Other data types that may benefit a particular patient in the future are less structured, such as clinical notes dictated by a clinician, written down or typed up. It’s easy to miss important information when it’s captured that way, and almost impossible to use across a population to learn anything about outcomes or trends. These unstructured text sources may be converted to useful data elements through the application of natural language processing (NLP). This work often occurs in a data lake environment, with valuable data insights then being aggregated with structured data. Oracle supports all of these approaches. Implementing this type of environment allows for enterprise-wide use of data from a trusted source to drive analytics in clinical care, cost efficiency and precision medicine.
What is Oracle doing to protect data privacy and its ethical use?
This is a very complicated area. Just look at the landscape: for example, let’s say I have a patient who comes into the clinic and provides a sample under clinical care. This represents clinical data that can be used to treat that patient. Often times they will also agree to sign a research consent. So now that clinical data also becomes research data, but it can’t be used for research without an approved project, which means that data can only be used downstream in a controlled setting.
Oracle’s tools can pick up that information about data permissions and consent and only provide the data elements to the approved people who have the right to access it. And more importantly, in the correct form of identification. Having the tools to de-identify data is very important. Our tools remove the effort and uncertainty of having a person manually de-identifying data.
How are healthcare facilities using technology to reduce costs and improve outcomes?
An interesting example is The University of Texas MD Anderson (MDA) Cancer Center in the US, which runs their Cancer Moon Shots program based largely on the Oracle platform. This program aims to reduce mortality and suffering from 13 cancer types, using a variety of tools including multiple Oracle-based research solutions.
When MDA implemented the program, we assumed they would use it primarily for translational research and genomics, but the first area they focused on was pharmacy analytics to answer the question “how do we improve patient outcomes and save money in pharmacy?”
They wanted to align their multiple compounding pharmacies, their clinicians and their large patient population — some of whom were travelling from as far as Europe for treatment — to ensure all were available at the same time. This challenge was impacting the cost of the product and staffing, the keeping of patients on protocol and patient satisfaction.

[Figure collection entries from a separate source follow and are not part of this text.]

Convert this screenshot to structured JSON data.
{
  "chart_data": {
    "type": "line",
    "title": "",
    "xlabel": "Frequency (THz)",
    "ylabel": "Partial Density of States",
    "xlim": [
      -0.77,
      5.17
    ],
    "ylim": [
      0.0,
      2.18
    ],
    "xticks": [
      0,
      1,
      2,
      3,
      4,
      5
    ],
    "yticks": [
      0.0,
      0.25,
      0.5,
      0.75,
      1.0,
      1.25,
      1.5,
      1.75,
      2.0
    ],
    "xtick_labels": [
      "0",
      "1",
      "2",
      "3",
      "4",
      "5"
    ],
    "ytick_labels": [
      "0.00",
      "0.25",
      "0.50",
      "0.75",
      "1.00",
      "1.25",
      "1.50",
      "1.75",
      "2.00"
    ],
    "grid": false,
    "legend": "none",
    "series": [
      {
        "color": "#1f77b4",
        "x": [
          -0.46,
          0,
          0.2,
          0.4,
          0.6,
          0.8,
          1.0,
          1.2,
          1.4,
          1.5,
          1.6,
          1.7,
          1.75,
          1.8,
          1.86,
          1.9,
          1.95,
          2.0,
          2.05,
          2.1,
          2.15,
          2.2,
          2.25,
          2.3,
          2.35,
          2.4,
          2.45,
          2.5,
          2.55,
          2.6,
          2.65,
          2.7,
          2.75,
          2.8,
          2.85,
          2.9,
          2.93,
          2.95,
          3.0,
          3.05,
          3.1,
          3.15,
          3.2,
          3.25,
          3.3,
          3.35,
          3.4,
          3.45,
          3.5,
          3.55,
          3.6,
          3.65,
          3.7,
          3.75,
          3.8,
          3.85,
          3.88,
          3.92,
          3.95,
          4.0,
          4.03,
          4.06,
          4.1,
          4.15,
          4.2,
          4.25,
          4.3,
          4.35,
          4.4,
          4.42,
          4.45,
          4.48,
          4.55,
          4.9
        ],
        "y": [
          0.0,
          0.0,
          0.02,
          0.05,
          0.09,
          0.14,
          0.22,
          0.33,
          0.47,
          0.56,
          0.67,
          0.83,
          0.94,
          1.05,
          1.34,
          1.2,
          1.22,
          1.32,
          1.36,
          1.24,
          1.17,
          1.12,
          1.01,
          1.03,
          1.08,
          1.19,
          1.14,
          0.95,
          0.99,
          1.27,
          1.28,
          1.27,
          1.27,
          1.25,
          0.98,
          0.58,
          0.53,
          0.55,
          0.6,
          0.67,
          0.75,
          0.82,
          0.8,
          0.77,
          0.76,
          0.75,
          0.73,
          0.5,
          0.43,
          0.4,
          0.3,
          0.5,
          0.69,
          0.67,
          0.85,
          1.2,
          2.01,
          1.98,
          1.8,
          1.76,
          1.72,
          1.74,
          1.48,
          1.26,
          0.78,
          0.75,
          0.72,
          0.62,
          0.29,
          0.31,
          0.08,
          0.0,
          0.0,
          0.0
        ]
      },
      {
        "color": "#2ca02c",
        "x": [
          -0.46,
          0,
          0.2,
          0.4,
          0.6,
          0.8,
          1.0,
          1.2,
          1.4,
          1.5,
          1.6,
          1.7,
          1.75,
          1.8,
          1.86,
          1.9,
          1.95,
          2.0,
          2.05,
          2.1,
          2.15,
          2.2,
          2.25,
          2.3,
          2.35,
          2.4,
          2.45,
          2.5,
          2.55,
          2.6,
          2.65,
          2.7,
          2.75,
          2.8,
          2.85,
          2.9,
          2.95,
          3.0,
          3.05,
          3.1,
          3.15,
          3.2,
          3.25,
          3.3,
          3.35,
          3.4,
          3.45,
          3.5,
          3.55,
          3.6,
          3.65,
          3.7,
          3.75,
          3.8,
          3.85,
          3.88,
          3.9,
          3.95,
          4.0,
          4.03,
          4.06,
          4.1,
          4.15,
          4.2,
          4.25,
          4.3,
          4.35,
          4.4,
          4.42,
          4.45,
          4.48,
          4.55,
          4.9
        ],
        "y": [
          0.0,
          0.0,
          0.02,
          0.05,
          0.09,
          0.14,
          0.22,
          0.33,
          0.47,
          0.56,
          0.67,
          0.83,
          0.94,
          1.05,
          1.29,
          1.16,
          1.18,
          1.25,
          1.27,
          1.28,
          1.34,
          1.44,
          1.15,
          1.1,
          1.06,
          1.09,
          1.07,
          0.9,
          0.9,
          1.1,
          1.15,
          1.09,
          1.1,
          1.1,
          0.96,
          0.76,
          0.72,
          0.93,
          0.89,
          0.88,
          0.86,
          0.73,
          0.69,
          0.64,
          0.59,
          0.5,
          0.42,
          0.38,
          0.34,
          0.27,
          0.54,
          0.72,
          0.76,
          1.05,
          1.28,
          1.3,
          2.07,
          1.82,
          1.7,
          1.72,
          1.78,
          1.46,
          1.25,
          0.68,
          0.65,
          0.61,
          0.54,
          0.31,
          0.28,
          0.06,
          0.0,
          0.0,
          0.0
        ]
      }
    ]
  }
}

MDA pulled in all the data sources related to these different pieces and performed analytics to understand where the issues were in the pipelines. It then standardised processes and ensured all the critical pieces came together in the same location, at the same time. The result was not just improved efficiencies and cost savings, but an improved clinical outcome — those patients were receiving their treatment when they were meant to.
This project significantly improved efficiencies for MDA — and provided them a rapid return on their investment in Oracle platforms, which they reinvested into other projects such as precision medicine. So the cost savings derived from the technology are now driving patient outcome improvement, because if you’re doing everything cost-effectively you can offer a greater level of service.
What’s on the horizon in terms of technology?
Machine learning is a hot topic. Healthcare organisations are treading cautiously, as they should, and essentially moving it into the research space first, finding smart ways to integrate it.
Another big trend is natural language processing. This is already heavily in use in health care. Clinical notes and unstructured text hold a goldmine of data for institutions, both in terms of clinical value and cost value, and having the technology to access that in an automated way is really critical.
The third trend is genomics, seeing diversification of data for clinical use. We’re starting to see full exome and genome sequencing, because it’s cheaper to generate, store and manage, and we know more about it. But we’re also starting to see other genomic types, like sequencing RNA. So clinically, we’re seeing examples where we’re generating more than one genomics type to diagnose a patient.